Boxen und Menschenrechte: Spülgang in der Sportwaschmaschine
Andy Ruiz Jr. und Anthony Joshua boxen um WM-Titel im Schwergewicht – in Saudi Arabien. Sie kassieren und die Herrscher freuen sich.
A uf dem „World Press Freedom Index“ der Organisation Reporter ohne Grenzen liegt Saudi Arabien auf Platz 172. In den vergangenen zwölf Monaten ist der Golfstaat noch einmal drei Plätze abgerutscht. Mehr als 35 Journalisten sitzen hinter Gittern. Aber das ist nur eines der Darstellungsprobleme, die Saudi Arabien in der westlichen Welt hat. Die Führungsriege lässt deswegen nichts unversucht, das Image ihres Landes, das seit diesem Dezember auch die Präsidentschaft der zwanzig führenden Wirtschaftsnationen (G20) innehat, zu verbessern.
Das Regime lädt zum Beispiel Journalisten ein zum „Saudi Media Forum“, bei dem diese, wie es heißt, „frei“ ihre Ansichten austauschen können. Angestellte der Frankfurter Allgemeine Zeitung, des Figaro und des Guardian folgten der Einladung. Die Washington Post verzichtete darauf, Leute nach Riad zu schicken. Sie sind wohl etwas nachtragend, weil ihr Mitarbeiter Jamal Khashoggi im saudischen Konsulat in Istanbul zersägt wurde.

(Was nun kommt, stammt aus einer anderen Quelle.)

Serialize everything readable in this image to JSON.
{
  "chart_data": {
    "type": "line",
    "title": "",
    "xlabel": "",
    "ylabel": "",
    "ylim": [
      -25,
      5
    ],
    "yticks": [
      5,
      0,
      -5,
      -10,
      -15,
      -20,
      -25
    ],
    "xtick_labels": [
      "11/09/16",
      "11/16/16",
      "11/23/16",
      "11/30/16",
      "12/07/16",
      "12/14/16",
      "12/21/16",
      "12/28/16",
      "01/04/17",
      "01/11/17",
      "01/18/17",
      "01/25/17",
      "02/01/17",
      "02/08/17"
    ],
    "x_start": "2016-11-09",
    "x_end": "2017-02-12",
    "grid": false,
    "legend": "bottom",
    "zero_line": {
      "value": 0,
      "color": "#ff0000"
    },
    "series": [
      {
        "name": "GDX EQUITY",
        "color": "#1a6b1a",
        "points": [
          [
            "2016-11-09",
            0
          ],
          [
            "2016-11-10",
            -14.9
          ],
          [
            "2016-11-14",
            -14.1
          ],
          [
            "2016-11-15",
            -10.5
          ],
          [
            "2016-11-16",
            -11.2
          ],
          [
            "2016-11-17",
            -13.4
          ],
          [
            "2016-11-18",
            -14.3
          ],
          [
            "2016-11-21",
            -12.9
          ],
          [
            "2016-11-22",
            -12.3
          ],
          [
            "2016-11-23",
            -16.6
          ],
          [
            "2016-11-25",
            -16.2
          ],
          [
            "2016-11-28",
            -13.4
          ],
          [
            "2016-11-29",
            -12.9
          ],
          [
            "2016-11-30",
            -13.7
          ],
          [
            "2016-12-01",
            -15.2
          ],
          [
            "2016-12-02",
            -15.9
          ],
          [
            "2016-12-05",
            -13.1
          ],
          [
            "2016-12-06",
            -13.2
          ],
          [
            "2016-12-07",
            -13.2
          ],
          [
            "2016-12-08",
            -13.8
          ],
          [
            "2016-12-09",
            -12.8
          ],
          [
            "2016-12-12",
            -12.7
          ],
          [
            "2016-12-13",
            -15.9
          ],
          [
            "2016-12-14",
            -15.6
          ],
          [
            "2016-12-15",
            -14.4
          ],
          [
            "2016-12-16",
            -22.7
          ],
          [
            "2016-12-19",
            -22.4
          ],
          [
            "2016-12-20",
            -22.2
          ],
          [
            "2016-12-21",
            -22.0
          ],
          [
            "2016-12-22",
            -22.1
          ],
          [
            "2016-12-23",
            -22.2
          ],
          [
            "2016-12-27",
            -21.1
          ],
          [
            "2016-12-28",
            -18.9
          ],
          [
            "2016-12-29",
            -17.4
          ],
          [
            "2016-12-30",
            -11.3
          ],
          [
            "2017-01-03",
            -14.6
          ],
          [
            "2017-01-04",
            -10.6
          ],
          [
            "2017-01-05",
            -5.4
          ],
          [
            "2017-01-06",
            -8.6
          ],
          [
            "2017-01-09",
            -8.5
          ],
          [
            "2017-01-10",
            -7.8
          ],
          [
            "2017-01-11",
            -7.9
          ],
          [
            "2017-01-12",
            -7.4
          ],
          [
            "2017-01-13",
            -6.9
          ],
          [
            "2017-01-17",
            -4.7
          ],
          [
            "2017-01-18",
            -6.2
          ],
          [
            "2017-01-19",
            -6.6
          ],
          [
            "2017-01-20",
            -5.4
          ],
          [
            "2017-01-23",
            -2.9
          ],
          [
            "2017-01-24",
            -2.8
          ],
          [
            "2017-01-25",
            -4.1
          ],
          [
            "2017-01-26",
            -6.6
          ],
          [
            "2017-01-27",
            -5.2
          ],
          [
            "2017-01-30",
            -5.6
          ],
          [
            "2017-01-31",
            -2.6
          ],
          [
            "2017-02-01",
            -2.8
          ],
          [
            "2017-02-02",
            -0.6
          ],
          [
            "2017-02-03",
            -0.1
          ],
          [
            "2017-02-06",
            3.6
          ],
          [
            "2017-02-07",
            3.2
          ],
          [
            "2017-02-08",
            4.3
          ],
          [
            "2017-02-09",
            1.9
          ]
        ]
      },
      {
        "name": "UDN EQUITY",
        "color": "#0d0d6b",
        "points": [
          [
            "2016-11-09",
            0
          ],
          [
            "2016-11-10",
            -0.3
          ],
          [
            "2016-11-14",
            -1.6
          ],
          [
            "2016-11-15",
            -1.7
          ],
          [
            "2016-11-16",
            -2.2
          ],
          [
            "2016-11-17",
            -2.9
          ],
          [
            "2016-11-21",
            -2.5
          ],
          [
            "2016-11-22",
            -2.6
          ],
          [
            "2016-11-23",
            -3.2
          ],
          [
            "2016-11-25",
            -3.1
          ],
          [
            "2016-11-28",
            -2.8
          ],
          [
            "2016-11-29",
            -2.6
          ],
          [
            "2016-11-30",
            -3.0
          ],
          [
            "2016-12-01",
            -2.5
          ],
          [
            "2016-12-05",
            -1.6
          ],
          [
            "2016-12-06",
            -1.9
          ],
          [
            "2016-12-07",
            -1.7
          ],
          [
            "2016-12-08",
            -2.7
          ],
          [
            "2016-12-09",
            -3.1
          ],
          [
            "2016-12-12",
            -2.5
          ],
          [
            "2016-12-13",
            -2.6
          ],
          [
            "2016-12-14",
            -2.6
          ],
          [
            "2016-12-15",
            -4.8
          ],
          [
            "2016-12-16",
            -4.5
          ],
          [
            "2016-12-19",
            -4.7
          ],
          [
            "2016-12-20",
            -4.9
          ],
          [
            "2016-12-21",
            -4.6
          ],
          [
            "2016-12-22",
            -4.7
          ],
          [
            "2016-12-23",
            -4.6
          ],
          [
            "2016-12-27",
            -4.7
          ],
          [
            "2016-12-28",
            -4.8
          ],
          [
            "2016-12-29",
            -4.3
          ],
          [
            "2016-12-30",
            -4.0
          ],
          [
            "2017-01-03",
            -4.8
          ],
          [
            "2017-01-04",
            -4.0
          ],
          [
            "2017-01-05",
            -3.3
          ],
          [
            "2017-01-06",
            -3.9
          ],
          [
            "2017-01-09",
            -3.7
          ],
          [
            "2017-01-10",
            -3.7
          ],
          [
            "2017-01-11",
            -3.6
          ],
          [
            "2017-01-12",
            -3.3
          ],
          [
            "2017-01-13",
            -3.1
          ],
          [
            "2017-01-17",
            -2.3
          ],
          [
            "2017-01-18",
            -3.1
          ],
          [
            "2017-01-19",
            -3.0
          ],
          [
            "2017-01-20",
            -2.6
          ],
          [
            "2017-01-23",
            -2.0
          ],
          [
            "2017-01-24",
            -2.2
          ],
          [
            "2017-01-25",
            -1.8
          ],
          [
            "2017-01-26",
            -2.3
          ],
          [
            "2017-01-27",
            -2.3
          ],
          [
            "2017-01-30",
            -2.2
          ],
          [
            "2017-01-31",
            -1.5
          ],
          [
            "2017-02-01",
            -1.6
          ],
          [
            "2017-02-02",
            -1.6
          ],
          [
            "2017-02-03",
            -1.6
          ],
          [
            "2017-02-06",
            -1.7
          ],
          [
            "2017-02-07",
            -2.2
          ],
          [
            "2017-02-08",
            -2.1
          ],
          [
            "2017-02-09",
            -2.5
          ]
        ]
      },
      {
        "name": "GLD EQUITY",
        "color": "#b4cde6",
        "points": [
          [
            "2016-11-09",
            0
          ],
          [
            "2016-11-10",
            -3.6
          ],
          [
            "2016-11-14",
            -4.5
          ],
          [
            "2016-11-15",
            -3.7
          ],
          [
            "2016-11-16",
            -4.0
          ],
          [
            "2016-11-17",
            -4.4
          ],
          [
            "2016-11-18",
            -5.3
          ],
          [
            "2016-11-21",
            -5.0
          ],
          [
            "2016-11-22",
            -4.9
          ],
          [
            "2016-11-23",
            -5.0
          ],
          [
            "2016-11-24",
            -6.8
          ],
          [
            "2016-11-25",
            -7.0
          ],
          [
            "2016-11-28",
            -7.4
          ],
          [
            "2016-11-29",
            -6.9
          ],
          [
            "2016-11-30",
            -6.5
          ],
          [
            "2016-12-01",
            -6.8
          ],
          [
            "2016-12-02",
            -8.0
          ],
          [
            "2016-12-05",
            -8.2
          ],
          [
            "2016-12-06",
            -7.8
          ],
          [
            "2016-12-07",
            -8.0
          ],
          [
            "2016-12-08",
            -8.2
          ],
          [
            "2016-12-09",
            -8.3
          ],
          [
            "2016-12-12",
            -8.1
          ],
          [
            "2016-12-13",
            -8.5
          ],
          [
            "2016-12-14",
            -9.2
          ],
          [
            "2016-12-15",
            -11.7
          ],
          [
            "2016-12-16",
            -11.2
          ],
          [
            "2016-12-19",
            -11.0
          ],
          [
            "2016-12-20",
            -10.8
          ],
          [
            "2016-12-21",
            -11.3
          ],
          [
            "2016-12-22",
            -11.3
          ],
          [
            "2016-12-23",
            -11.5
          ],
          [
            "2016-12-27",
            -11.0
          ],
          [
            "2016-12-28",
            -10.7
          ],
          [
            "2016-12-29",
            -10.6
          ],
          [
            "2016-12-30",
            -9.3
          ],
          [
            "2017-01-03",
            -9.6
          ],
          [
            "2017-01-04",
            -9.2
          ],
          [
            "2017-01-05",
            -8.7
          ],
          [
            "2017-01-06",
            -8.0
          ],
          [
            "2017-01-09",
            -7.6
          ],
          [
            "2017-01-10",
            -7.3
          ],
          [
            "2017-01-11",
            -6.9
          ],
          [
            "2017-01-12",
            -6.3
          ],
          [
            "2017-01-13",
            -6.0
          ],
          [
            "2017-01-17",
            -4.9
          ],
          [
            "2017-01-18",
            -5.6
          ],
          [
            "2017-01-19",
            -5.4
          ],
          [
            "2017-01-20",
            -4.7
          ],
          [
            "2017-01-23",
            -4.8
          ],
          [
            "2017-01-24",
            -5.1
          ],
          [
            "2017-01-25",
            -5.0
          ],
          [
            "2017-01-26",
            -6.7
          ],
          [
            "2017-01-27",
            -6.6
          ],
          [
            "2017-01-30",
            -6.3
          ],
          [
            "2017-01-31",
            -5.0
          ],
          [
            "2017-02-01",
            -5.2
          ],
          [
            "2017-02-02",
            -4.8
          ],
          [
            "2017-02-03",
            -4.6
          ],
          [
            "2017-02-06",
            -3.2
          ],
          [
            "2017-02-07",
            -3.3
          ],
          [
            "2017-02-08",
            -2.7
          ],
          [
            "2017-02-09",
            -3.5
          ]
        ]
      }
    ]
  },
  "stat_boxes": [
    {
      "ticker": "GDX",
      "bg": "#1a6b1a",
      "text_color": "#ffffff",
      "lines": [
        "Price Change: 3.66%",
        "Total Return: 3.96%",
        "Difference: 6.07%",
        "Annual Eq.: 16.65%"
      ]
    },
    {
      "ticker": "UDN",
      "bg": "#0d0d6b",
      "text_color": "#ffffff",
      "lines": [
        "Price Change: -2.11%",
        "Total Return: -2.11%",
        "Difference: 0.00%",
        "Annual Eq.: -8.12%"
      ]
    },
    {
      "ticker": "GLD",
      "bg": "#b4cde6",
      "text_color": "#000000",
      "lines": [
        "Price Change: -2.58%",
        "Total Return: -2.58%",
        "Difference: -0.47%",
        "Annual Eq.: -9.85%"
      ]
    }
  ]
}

Eine andere Möglichkeit, Tünche über die Menschenrechtsdreckecken zu legen, ist neben Einladungen zum unverbindlichen Austausch der Sport. Den hat Saudi Arabien massiv für sich entdeckt, denn nichts bleicht nachhaltiger als Spülgänge in der Sportwaschmaschine. Und so sieht die Sport-PR-Offensive aus: Der italienische Fußball-Supercup wurde in Saudi-Arabien ausgetragen, überdies die Klub-WM im Handball, die Formel E kurvt dort herum, es gibt ein großes Golf-Turnier und nächste Woche schlagen einige Tennis-Stars auf, im Januar werden die Rallye Dakar im saudischen Sand sowie der spanische Supercup im Fußball mit Real Madrid und dem FC Barcelona ausgetragen.
Der ganz große Clash
Aber das ist noch nichts gegen ein Spektakel, das am Wochenende steigt: Der Boxkampf der Schwergewichte Andy Ruiz Jr. und Anthony Joshua, den die Veranstalter „Clash on the Dunes“ genannt haben. Der Aufwand, den die Saudis betreiben, ist groß. Rund 100 Millionen Dollar soll dem Kronprinz Mohammed bin Salman das Spektakel in Diriyya, einem Vorort der Hauptstadt Riad, wert gewesen sein. Der Ring, so wird kolportiert, soll später in den Gemächern eines „Boxfanatikers“ der Königsfamilie ein neues Zuhause finden.
Eddie Hearn, Manager des Briten Joshua, sieht nur Positives in der Wahl des Veranstaltungsortes. Der Boxsport bei den Saudis erlebe durch das Event einen Aufschwung sondergleichen und von der Wirkung her sei der „Clash“ nur vergleichbar mit den epochemachenden Boxkämpfen „Rumble in the Jungle“ und „Thrilla in Manila“, behauptet Hearn, der die Übertragungsrechte seines zuletzt leicht schwächelnden Superhelden im Mai 2018 für eine Milliarde Dollar an DAZN verscherbelt hat.
Das ist ein hübsches Sümmchen, vor allem, wenn man bedenkt, dass der Streamingdienst die Kohle für acht Jahre locker gemacht hat, weil er damit rechnete, dass Joshua der große Zampano in der Szene bleiben werde. Doch dann kam ein relativ kleiner, schwabbeliger Mann mit einer Eisenfaust daher, Ruiz also, und sorgte im Juni dieses Jahres für eine der größten Boxsensationen im Schwergewicht: Er haute den Favoriten im Madison Square Garden einfach um, in der siebten Runde. Der Mann mit den mexikanischen Wurzeln strotzt nun vor Selbstbewusstsein, und Joshua denkt schon laut über eine Trainerkarriere nach.
Der Hype um den Kampf und die Simulation von Normalität, wie sie Typen vom Schlage Hearns betreiben, kann den Saudis nur recht sein. Es geht um maximale Aufmerksamkeit für das Spektakel und minimale Sensibilität für die Schwachstellen im saudischen System. Das ist ein Deal, der für beide Seiten attraktiv ist.